Приехала в Америку абсолютно пьяная. Не могла держаться на ногах. Не так уж много и выпила, просто нельзя пить в самолете. И вот, почти не приходя в себя, я оказалась на берегу Гудзона, напротив Нью-Йорка, он показался мне пьяным бредом, невозможным и прекрасным.

Потом в Хобокене проходили какие-то чтения, запомнились мускулистые лесбиянки и престарелые авангардисты, не замечающие, что они, собственно, давно в арьергарде и противника нет ни спереди, ни сзади.
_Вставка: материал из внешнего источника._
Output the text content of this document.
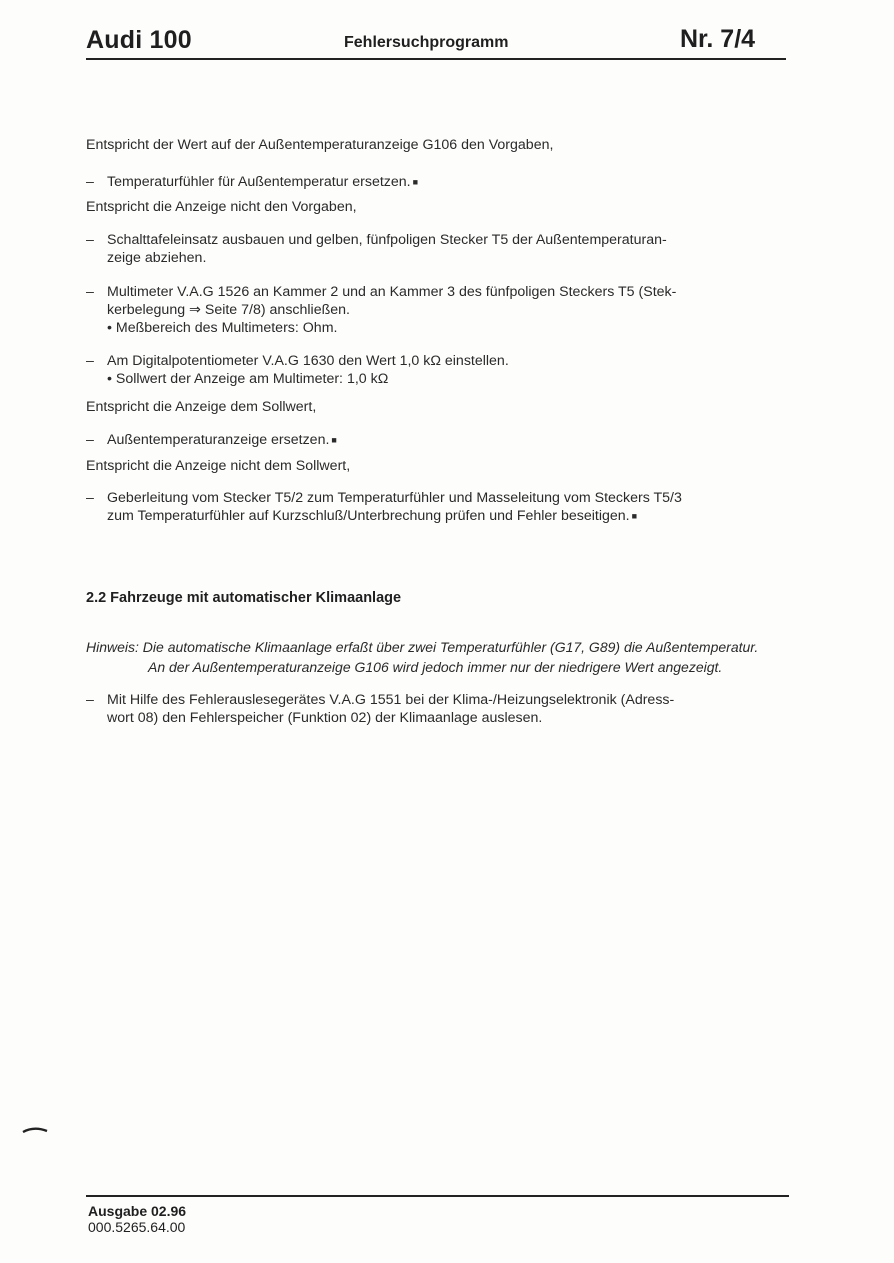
Audi 100	Fehlersuchprogramm	Nr. 7/4
Entspricht der Wert auf der Außentemperaturanzeige G106 den Vorgaben,
– Temperaturfühler für Außentemperatur ersetzen. ■
Entspricht die Anzeige nicht den Vorgaben,
– Schalttafeleinsatz ausbauen und gelben, fünfpoligen Stecker T5 der Außentemperaturan-
zeige abziehen.
– Multimeter V.A.G 1526 an Kammer 2 und an Kammer 3 des fünfpoligen Steckers T5 (Stek-
kerbelegung ⇒ Seite 7/8) anschließen.
• Meßbereich des Multimeters: Ohm.
– Am Digitalpotentiometer V.A.G 1630 den Wert 1,0 kΩ einstellen.
• Sollwert der Anzeige am Multimeter: 1,0 kΩ
Entspricht die Anzeige dem Sollwert,
– Außentemperaturanzeige ersetzen. ■
Entspricht die Anzeige nicht dem Sollwert,
– Geberleitung vom Stecker T5/2 zum Temperaturfühler und Masseleitung vom Steckers T5/3
zum Temperaturfühler auf Kurzschluß/Unterbrechung prüfen und Fehler beseitigen. ■
2.2 Fahrzeuge mit automatischer Klimaanlage
Hinweis: Die automatische Klimaanlage erfaßt über zwei Temperaturfühler (G17, G89) die Außentemperatur.
An der Außentemperaturanzeige G106 wird jedoch immer nur der niedrigere Wert angezeigt.
– Mit Hilfe des Fehlerauslesegerätes V.A.G 1551 bei der Klima-/Heizungselektronik (Adress-
wort 08) den Fehlerspeicher (Funktion 02) der Klimaanlage auslesen.
Ausgabe 02.96
000.5265.64.00
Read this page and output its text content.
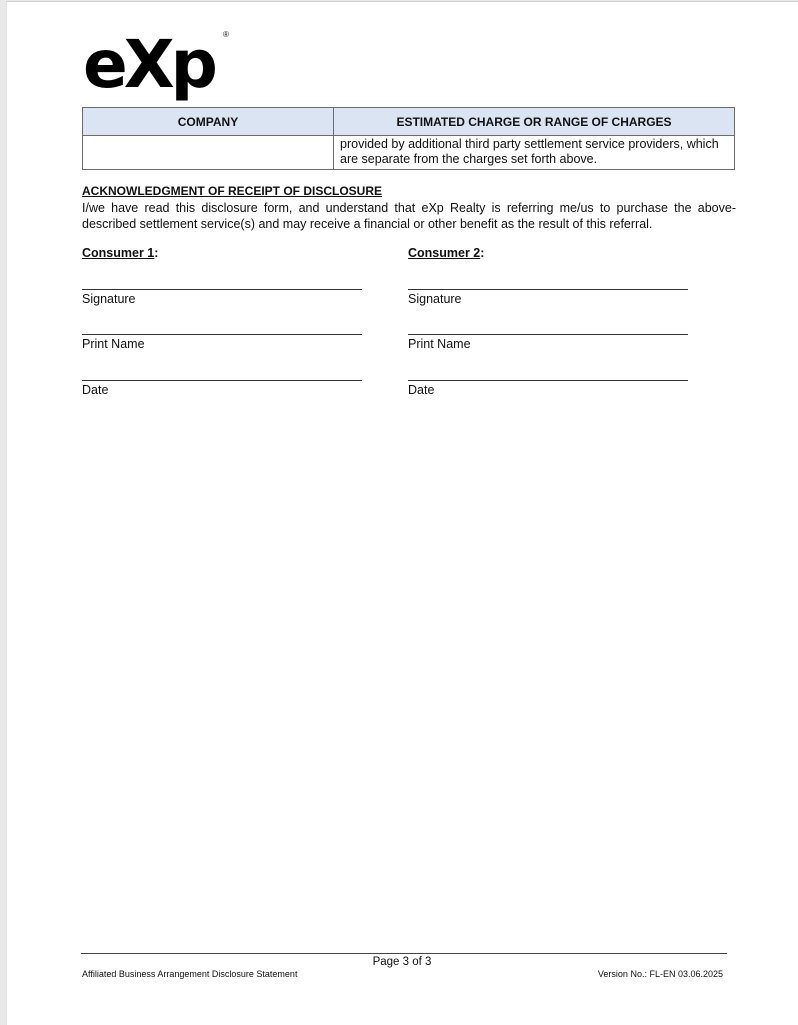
eXp ®
COMPANY	ESTIMATED CHARGE OR RANGE OF CHARGES
	provided by additional third party settlement service providers, which are separate from the charges set forth above.
ACKNOWLEDGMENT OF RECEIPT OF DISCLOSURE
I/we have read this disclosure form, and understand that eXp Realty is referring me/us to purchase the above-described settlement service(s) and may receive a financial or other benefit as the result of this referral.
Consumer 1:
Signature
Print Name
Date
Consumer 2:
Signature
Print Name
Date
Page 3 of 3
Affiliated Business Arrangement Disclosure Statement	Version No.: FL-EN 03.06.2025
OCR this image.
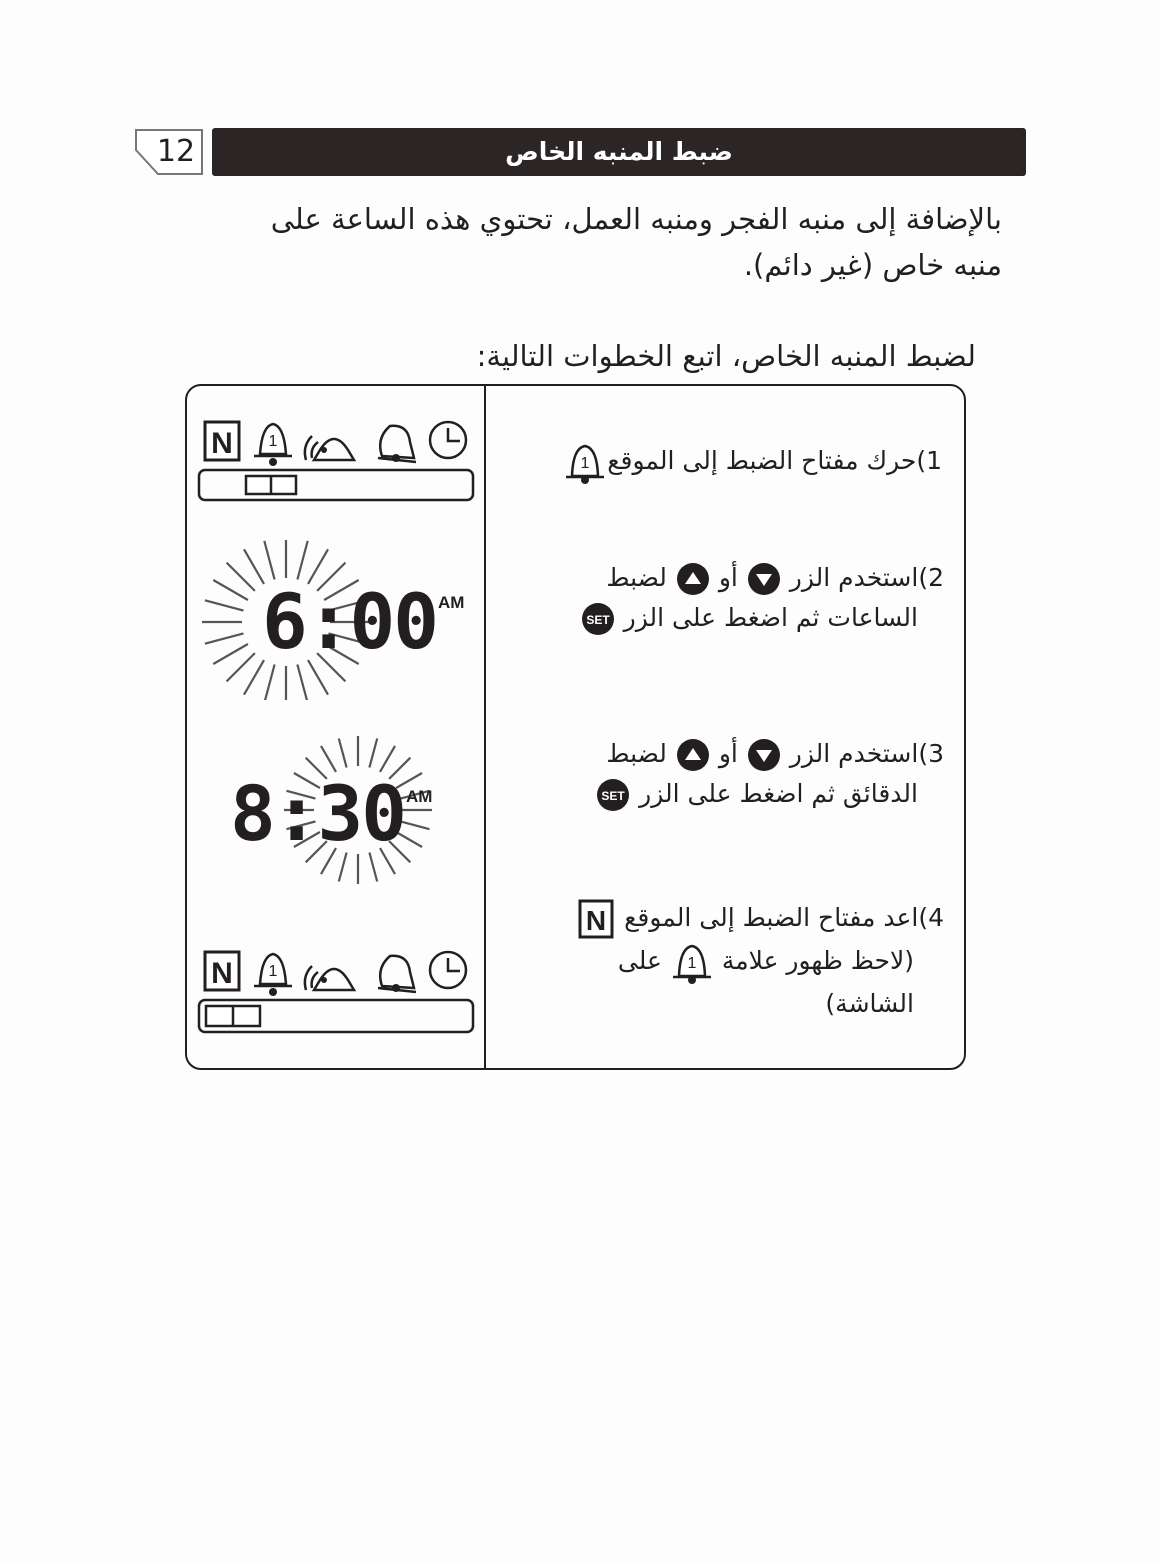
12	ضبط المنبه الخاص
بالإضافة إلى منبه الفجر ومنبه العمل، تحتوي هذه الساعة على
منبه خاص (غير دائم).
لضبط المنبه الخاص، اتبع الخطوات التالية:
N 1
6:00 AM
8:30 AM
N 1
1)حرك مفتاح الضبط إلى الموقع
1
2)استخدم الزر  أو  لضبط
الساعات ثم اضغط على الزر
SET
3)استخدم الزر  أو  لضبط
الدقائق ثم اضغط على الزر
SET
4)اعد مفتاح الضبط إلى الموقع
N
(لاحظ ظهور علامة
1
على
الشاشة)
Участники фестиваля немало выпивали. На прощанье все должны были ехать на вечеринку в Нью-Йорк. Но вдруг приехал Илья Кутик с двумя огромными бутылками водки, это всех несколько задержало. Сам он должен был вскоре лететь в Чикаго и просто хотел провести таким образом время до отъезда. В это же самое время мой соотечественник Драгомощенко почувствовал резь в глазу, многие старались помочь ему, а один провинциальный критик даже пытался вылизать из драгомощенского глаза несчастную соринку, но в конце концов пострадавшего увезли в больницу. Оставшиеся принялись допивать водку. Я сидела в кресле, а Иван Жданов присел на ручку этого кресла. Тут Кутик почему-то сравнил его с пичужкой на плече орла, что очень обидело Жданова. И тут все решили уже, что пора ехать на вечеринку. Кутик умолял допить с ним водку, но мы все жестоко ушли.

Нет на свете ничего инфернальнее и грязнее, чем нью-йоркское метро. На нем мы дотащились до какого-то, хоть и удаленного, но богатого места, где жил некий любитель поэзии, по странному совпадению мой однофамилец, переводчик с китайского. Негры-привратники открывали дверь. Войдя в квартиру, я сразу почувствовала что-то неладное, какое-то дуновение ужаса, и потому, узнав, что есть выход на крышу, с радостью туда удалилась. Вскоре там появился и Драгомощенко с черной повязкой на глазу, он держался подчеркнуто мужественно.

Вид был на Гудзон, но теперь уже с другой стороны, на противоположном берегу видны были только какие-то заросли и джунгли. Стояла страшная жара. У меня всегда было ощущение, что Америка — это не каменные, а самые настоящие, не до конца побежденные джунгли — чуть отойди в сторону — и всюду заросли, болота, непроходимые кустарники.

Но пришлось вернуться вниз, там подавали напитки и какие-то шашлыки, но чувство тихого кошмара не проходило, и оно нашло себе оправдание наконец. Я услышала за спиной какие-то странные восклицания — полусмешки, полукрики — и, обернувшись, увидела хозяина, обвитого огромной белой змеей. А так как я испытываю с младенчества непреодолимый мистический ужас перед этими пресмыкающимися, то закрыла глаза и страшно заорала, уткнувшись в плечо Жданову, который пытался меня успокоить. “Kill your snake, please”, — сказала я наконец хозяину и убежала вместе с Юлей Куниной, поэтессой из Нью-Йорка, к ней домой. Там я несколько успокоилась, опохмелилась, Юля читала мне уже мирно свои стихи, и наступила ночь, как вдруг раздался телефонный звонок. Юля взяла трубку и стала белая.